180 saniye nefes tutma 45 saniye dinlenme
180 saniye nefes tutma 90 saniye dinlenme
180 saniye nefes tutma 135 saniye dinlenme
180 saniye nefes tutma 180 saniye dinlenme

Bu seviyenin ikinci çalışması olarak bu defa nefes tutma surelerini her seferinde kırk beş saniye düşürürken, dinlenme surelerini doksan saniye olarak sabit tutacağız.

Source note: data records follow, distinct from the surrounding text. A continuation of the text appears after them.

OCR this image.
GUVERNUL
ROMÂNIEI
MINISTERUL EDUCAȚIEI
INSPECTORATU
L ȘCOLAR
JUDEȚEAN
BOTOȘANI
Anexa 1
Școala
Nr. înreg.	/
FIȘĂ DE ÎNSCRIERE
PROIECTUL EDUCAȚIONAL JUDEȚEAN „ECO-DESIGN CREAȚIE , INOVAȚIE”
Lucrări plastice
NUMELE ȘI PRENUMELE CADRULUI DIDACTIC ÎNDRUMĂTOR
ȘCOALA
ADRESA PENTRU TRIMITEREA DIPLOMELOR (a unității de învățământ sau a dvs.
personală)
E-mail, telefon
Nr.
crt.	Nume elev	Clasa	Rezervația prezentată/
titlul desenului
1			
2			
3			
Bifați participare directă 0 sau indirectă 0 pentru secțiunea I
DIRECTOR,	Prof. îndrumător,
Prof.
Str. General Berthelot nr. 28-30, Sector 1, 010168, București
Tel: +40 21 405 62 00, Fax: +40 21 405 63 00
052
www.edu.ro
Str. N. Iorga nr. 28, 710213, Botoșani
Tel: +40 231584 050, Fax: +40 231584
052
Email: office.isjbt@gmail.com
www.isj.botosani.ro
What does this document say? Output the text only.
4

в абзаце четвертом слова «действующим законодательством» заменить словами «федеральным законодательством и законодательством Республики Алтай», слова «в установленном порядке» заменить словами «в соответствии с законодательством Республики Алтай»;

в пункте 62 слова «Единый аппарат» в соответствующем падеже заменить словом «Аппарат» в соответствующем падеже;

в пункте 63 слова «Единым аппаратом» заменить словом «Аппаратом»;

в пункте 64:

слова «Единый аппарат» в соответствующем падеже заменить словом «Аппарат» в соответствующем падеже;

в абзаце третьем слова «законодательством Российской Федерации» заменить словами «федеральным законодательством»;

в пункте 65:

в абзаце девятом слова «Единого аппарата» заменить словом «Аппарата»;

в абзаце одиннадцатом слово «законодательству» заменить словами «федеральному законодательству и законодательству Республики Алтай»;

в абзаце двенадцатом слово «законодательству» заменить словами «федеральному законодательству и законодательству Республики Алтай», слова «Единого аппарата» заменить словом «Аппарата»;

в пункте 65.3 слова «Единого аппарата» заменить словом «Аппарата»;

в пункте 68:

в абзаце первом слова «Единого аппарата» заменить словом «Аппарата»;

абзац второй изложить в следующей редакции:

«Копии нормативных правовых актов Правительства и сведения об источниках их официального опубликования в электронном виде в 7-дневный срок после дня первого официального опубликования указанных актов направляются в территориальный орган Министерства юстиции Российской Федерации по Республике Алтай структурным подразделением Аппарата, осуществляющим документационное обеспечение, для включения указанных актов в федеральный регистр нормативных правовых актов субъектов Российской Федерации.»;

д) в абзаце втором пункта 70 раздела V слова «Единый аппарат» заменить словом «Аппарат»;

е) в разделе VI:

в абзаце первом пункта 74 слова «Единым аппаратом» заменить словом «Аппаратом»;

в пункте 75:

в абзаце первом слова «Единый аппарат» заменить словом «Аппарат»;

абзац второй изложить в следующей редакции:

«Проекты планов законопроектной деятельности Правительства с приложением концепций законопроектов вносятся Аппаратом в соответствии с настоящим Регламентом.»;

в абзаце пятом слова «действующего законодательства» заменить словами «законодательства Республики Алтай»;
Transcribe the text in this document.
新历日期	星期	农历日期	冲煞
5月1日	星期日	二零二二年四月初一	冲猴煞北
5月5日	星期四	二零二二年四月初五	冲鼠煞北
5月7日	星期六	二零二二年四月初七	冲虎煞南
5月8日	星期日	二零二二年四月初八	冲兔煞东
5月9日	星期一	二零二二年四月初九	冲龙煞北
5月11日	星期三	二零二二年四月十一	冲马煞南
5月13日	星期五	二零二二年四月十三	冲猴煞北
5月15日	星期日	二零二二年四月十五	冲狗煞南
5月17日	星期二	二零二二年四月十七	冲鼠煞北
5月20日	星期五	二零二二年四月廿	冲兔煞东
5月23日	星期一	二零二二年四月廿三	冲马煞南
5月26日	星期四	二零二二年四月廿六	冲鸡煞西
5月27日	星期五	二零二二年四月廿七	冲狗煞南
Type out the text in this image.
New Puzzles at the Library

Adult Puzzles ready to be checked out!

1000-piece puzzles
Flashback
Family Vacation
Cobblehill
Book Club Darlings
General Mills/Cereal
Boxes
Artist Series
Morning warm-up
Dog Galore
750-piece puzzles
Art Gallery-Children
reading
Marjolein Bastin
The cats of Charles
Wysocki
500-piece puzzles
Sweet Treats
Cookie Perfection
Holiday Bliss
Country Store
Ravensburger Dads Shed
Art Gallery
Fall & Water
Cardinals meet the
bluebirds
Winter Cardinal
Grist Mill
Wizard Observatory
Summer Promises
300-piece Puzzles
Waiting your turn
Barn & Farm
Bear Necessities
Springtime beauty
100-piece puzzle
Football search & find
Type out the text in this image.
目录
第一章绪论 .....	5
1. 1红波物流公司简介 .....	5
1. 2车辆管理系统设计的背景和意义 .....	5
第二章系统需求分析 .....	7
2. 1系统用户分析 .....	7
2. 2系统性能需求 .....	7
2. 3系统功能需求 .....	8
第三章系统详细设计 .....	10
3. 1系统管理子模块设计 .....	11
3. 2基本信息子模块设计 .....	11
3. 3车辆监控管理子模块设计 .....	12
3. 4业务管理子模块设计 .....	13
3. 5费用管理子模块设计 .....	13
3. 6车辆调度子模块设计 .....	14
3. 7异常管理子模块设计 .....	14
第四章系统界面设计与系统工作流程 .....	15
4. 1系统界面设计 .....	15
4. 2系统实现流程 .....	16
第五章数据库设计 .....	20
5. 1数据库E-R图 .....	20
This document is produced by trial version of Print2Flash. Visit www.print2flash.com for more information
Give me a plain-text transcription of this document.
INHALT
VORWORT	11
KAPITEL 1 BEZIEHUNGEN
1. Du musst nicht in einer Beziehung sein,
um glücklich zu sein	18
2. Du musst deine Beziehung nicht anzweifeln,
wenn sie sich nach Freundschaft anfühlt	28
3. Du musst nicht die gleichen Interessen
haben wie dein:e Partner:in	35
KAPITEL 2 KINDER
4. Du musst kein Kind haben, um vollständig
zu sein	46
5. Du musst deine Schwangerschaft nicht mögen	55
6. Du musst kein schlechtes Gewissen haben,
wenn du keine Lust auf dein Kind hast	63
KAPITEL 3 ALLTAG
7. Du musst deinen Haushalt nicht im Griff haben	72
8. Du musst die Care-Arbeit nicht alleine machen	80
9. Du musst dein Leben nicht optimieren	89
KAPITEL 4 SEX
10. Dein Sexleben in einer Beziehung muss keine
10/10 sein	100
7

180 saniye nefes tutma 90 saniye dinlenme
135 saniye nefes tutma 90 saniye dinlenme
90 saniye nefes tutma 90 saniye dinlenme
45 saniye nefes tutma 90 saniye dinlenme
Onuncu seviye
Çalışmanın onuncu seviyesinde nefes tutma süreleri yüz seksen saniye sabit olarak tutulurken dinlenme süreleri her seferinde kırk beş saniye azaltılmalıdır. Çalışma gün içinde en az üç ayrı zamanda tekrarlanmalıdır. ( Örn. Sabah-öğle-akşam)

180 saniye nefes tutma 180 saniye dinlenme,
180 saniye nefes tutma 135 saniye dinlenme,
180 saniye nefes tutma 90 saniye dinlenme,
180 saniye nefes tutma 45 saniye dinlenme,

Bu seviyenin ikinci çalışması olarak bu defa nefes tutma surelerini her seferinde kırk beş saniye artırırken dinlenme surelerini doksan saniye olarak sabit tutacağız.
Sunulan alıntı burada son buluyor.